Le marché TIER (Technology Innovation and Emissions Reduction) de l’Alberta est fréquemment cité comme exemple de forte volatilité des prix. Les prix y sont passés de moins de 15 dollars par tonne à plus de 40 dollars en l’espace de quelques semaines à la suite de l’annonce du protocole d’entente de l’Alberta. Cela sans même tenir compte du fait que, trop souvent, les prix du TIER peuvent se découpler du prix de référence fédéral du carbone, laissant entrevoir une volatilité future accrue. En conséquence, les investisseurs sont contraints d’intégrer dans leurs modèles le risque d’un élargissement supplémentaire des écarts de prix.
Les normes nationales d’Environnement et Changement climatique Canada, axées uniquement sur des niveaux de prix minimaux, risquent de passer à côté de l’enjeu central. La prévisibilité, l’existence de garde-fous et la crédibilité de corridors de prix comptent tout autant que la rigueur nominale. À l’inverse, le système européen d’échange de quotas d’émission combine une trajectoire de plafond à long terme avec des mécanismes de stabilité de marché qui atténuent les fluctuations extrêmes. Le résultat n’est pas un carbone bon marché, mais un carbone finançable.
4. 2026 : l’année de l’action
Les choix de conception du marché effectués aujourd’hui détermineront la destination des flux de capitaux demain. L’examen des normes nationales minimales d’Environnement et Changement climatique Canada constitue une occasion de montrer que le Canada prend au sérieux l’établissement d’un marché efficace et de signaler comment des instruments complémentaires peuvent attirer des investissements privés.
Les contrats carbone à différence (CCfD), par exemple, ont été évoqués comme un complément puissant à la tarification du carbone lorsqu’ils sont utilisés de manière ciblée. Ils réduisent le risque des investissements en garantissant un prix plancher du carbone pour les projets qui génèrent des réductions d’émissions significatives.
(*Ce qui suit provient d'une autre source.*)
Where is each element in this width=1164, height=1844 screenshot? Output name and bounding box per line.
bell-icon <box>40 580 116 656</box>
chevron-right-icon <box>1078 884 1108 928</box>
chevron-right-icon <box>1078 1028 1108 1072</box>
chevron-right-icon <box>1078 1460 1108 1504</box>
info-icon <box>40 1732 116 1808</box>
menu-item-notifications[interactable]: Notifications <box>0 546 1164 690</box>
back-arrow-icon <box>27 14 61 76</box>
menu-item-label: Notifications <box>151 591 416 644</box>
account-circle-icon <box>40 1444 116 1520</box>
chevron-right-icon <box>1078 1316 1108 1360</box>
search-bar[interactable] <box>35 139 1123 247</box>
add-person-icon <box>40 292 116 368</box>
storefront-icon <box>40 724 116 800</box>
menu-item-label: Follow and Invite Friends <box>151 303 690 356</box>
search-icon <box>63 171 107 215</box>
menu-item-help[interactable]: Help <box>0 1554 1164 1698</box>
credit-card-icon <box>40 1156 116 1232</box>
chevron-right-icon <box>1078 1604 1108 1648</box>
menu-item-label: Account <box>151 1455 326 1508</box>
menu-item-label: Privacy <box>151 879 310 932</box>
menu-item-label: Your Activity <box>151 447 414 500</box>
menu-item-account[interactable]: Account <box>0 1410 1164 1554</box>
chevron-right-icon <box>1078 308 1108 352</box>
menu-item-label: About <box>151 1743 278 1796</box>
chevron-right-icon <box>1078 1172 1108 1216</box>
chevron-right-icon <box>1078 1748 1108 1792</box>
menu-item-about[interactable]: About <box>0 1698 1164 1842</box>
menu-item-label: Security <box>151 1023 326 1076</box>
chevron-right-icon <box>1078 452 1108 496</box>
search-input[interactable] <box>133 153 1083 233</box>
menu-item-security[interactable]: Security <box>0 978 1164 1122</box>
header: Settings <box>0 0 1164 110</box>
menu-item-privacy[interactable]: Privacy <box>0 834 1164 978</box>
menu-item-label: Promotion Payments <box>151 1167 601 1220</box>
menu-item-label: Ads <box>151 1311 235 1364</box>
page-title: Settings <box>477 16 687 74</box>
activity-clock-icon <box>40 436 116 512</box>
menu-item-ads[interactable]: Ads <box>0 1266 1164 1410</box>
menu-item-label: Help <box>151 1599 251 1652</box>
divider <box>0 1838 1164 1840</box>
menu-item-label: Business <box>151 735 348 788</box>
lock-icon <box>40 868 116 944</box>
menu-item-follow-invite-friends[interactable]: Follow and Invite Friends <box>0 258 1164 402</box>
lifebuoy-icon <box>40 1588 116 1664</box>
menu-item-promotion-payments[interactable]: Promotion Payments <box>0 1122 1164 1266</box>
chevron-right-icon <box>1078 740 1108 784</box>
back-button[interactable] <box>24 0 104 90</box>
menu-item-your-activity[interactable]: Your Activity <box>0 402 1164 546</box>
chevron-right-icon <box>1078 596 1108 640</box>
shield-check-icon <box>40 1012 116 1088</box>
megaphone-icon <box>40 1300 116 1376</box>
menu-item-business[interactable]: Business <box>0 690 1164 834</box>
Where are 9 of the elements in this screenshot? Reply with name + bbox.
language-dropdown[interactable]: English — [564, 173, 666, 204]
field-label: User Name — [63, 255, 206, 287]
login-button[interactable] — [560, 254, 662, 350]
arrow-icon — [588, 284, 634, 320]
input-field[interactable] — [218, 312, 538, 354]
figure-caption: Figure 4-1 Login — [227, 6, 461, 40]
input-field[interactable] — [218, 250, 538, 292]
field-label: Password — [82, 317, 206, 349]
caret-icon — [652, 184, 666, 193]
La conception du marché est une politique d’investissement. Elle détermine si le Canada attire la prochaine génération de projets industriels propres — ou s’il les verra se développer ailleurs.
Alors qu’Environnement et Changement climatique Canada examine les normes nationales minimales, la question n’est plus de savoir si une tarification du carbone doit exister. Ce débat est clos. La question centrale est désormais de savoir si le système canadien est crédible, évolutif et stable à suffisamment long terme pour rester concurrentiel dans un contexte mondial où les marchés du carbone structurent désormais le commerce, les flux de capitaux et la stratégie industrielle.